Was it worth the hype? Sure. The food was good — I had a giant meatball on polenta — and the service friendly, although maybe I’m biased because the hostess exclaimed “I love your outfit!” when I walked in, something I don’t hear too often. It had the look and feel of a nice Roman restaurant, and the ambiance, too, with lively conversation echoing off the tiles and the clatter of silverware and dishes, one of my favorite sounds. Maybe everyone was just so pleased to have scored a table at the hottest joint in town, but there was a celebratory vibe and Borromini will no doubt be at the top of everyone’s special occasion lists.

It is ironic, perhaps, that while Americans strive to recreate an authentic Italian dining experience over here, Italians would accuse us of spoiling exactly that over there. A recent front page New York Times article wrote about the glut of restaurants in Palermo, Sicily and other high-tourist destinations, all serving the expected local specialties — like arancine rice balls and Aperol spritzes — that the tourists love and seek out. Sure, they appreciate the business, but these places threaten to choke off both innovation and more traditional but less-well-known local cuisines. They are hollowing out residential city centers, and forcing out local enterprises that the residents would want to patronize.

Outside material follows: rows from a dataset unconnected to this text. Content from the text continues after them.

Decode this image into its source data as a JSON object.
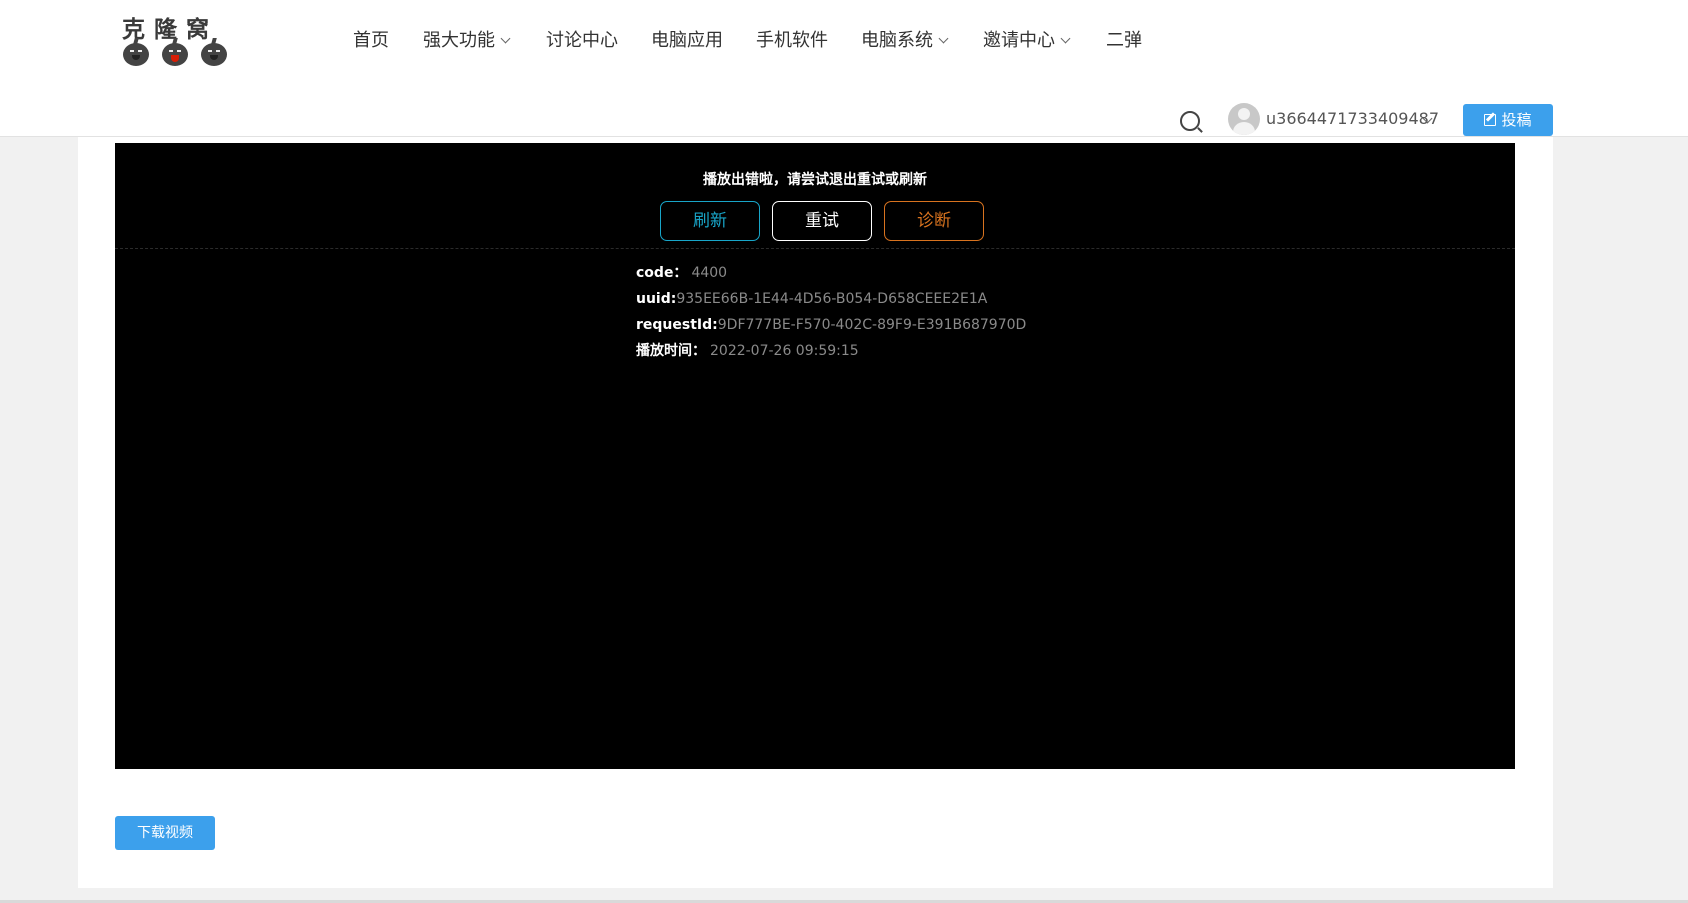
{
  "header": {
    "logo": {
      "text": "克隆窝"
    },
    "nav": [
      {
        "label": "首页",
        "has_dropdown": false
      },
      {
        "label": "强大功能",
        "has_dropdown": true
      },
      {
        "label": "讨论中心",
        "has_dropdown": false
      },
      {
        "label": "电脑应用",
        "has_dropdown": false
      },
      {
        "label": "手机软件",
        "has_dropdown": false
      },
      {
        "label": "电脑系统",
        "has_dropdown": true
      },
      {
        "label": "邀请中心",
        "has_dropdown": true
      },
      {
        "label": "二弹",
        "has_dropdown": false
      }
    ],
    "search_icon": "search-icon",
    "user": {
      "name": "u3664471733409487",
      "avatar_icon": "user-avatar-icon"
    },
    "post_button": {
      "label": "投稿",
      "icon": "edit-icon"
    }
  },
  "player": {
    "error_title": "播放出错啦，请尝试退出重试或刷新",
    "buttons": {
      "refresh": "刷新",
      "retry": "重试",
      "diagnose": "诊断"
    },
    "info": {
      "code_label": "code：",
      "code_value": "4400",
      "uuid_label": "uuid:",
      "uuid_value": "935EE66B-1E44-4D56-B054-D658CEEE2E1A",
      "request_label": "requestId:",
      "request_value": "9DF777BE-F570-402C-89F9-E391B687970D",
      "time_label": "播放时间：",
      "time_value": "2022-07-26 09:59:15"
    }
  },
  "download_button": "下载视频",
  "colors": {
    "accent": "#3ca0ec",
    "refresh": "#18a5c8",
    "diagnose": "#d8731f"
  }
}
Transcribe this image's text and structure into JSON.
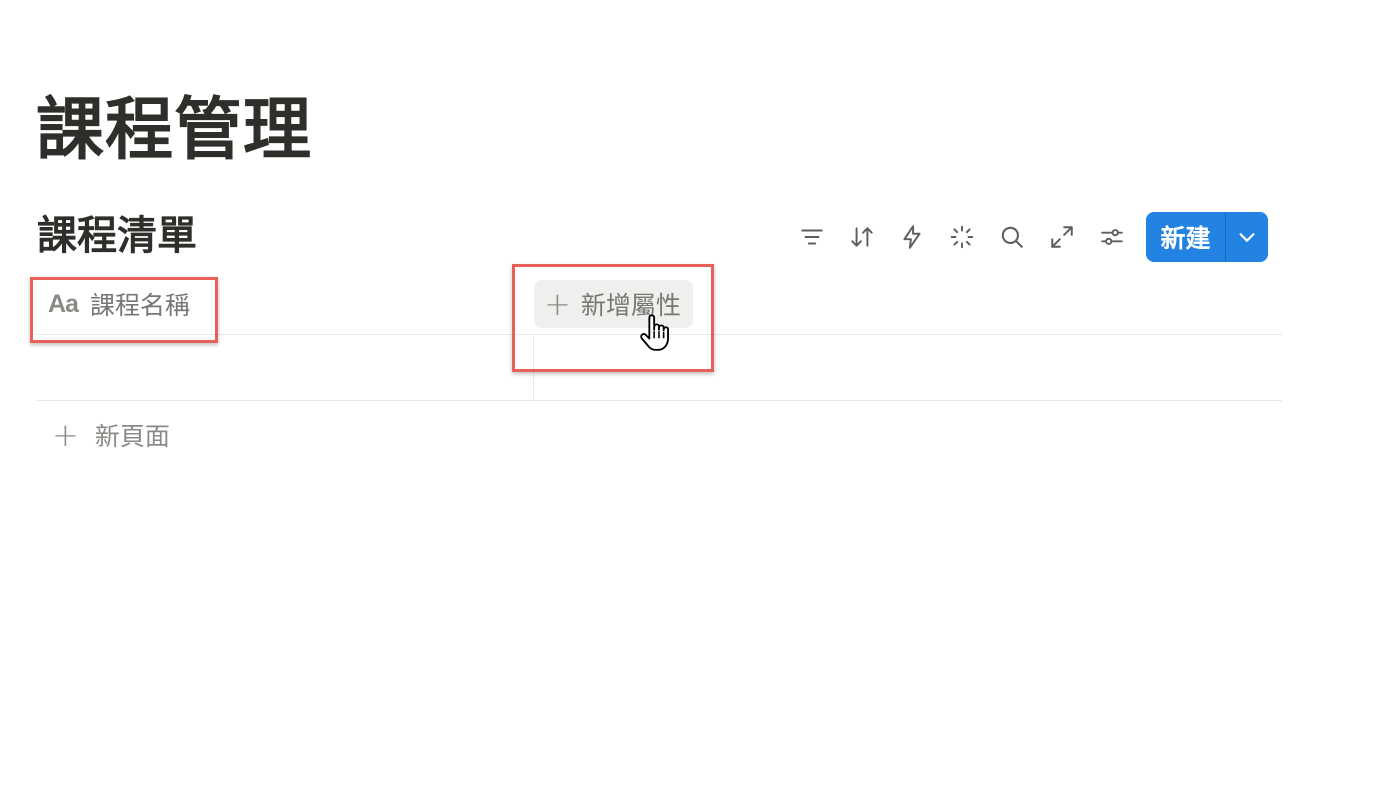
{
  "page": {
    "title": "課程管理"
  },
  "database": {
    "title": "課程清單",
    "toolbar": {
      "icons": [
        "filter-icon",
        "sort-icon",
        "automation-icon",
        "ai-sparkle-icon",
        "search-icon",
        "expand-icon",
        "settings-sliders-icon"
      ],
      "new_button_label": "新建"
    },
    "columns": {
      "name_icon": "Aa",
      "name_label": "課程名稱",
      "add_property_label": "新增屬性"
    },
    "new_page_label": "新頁面"
  },
  "colors": {
    "accent": "#2383e2",
    "highlight": "#e8605a",
    "muted_text": "#787774"
  }
}
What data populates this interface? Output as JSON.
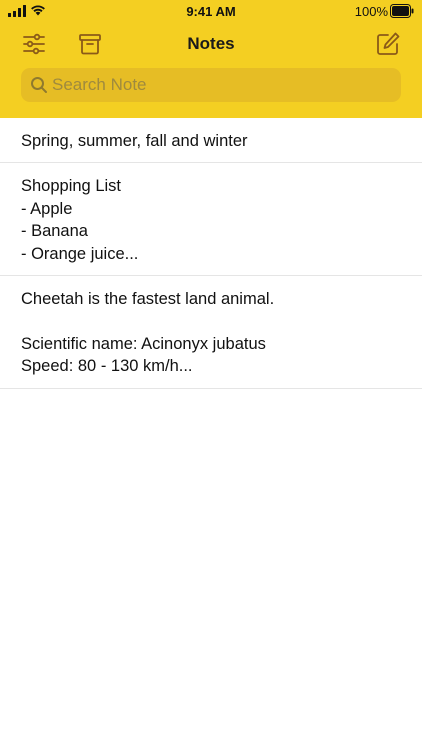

My favorite restaurant in Italy is La Campana, which claims to be the oldest in Rome, dating back to 1518 and reputed to be Caravaggio’s favorite. While the door is festooned with Michelin Guide stickers to encourage the tourists to try it, once inside you know you are in the presence of the real deal, from the buffet of contorni when you walk in the door to the menu of genuine Roman specialties.

But mostly, you are instantly hit by the noise of happy Italians enjoying the place, the food and each other. While there are some tourists like us there, it is mostly filled with groups of Romans. I once encountered what seemed to be an office party, where the co-workers, perhaps after a little too much vino, kept singing the same song over and over at the top of their lungs. My favorite is when there are large families of three and even four generations. No one would dream of leaving 90-year-old Nonna at home, or thinks twice about the four-year-old who is happily eating his pasta, even though it is 10 PM and he will soon fall asleep with his head on his mother’s lap.

This is what Borromini aspires to, both food-wise and vibe-wise. Will it get there? We shall see.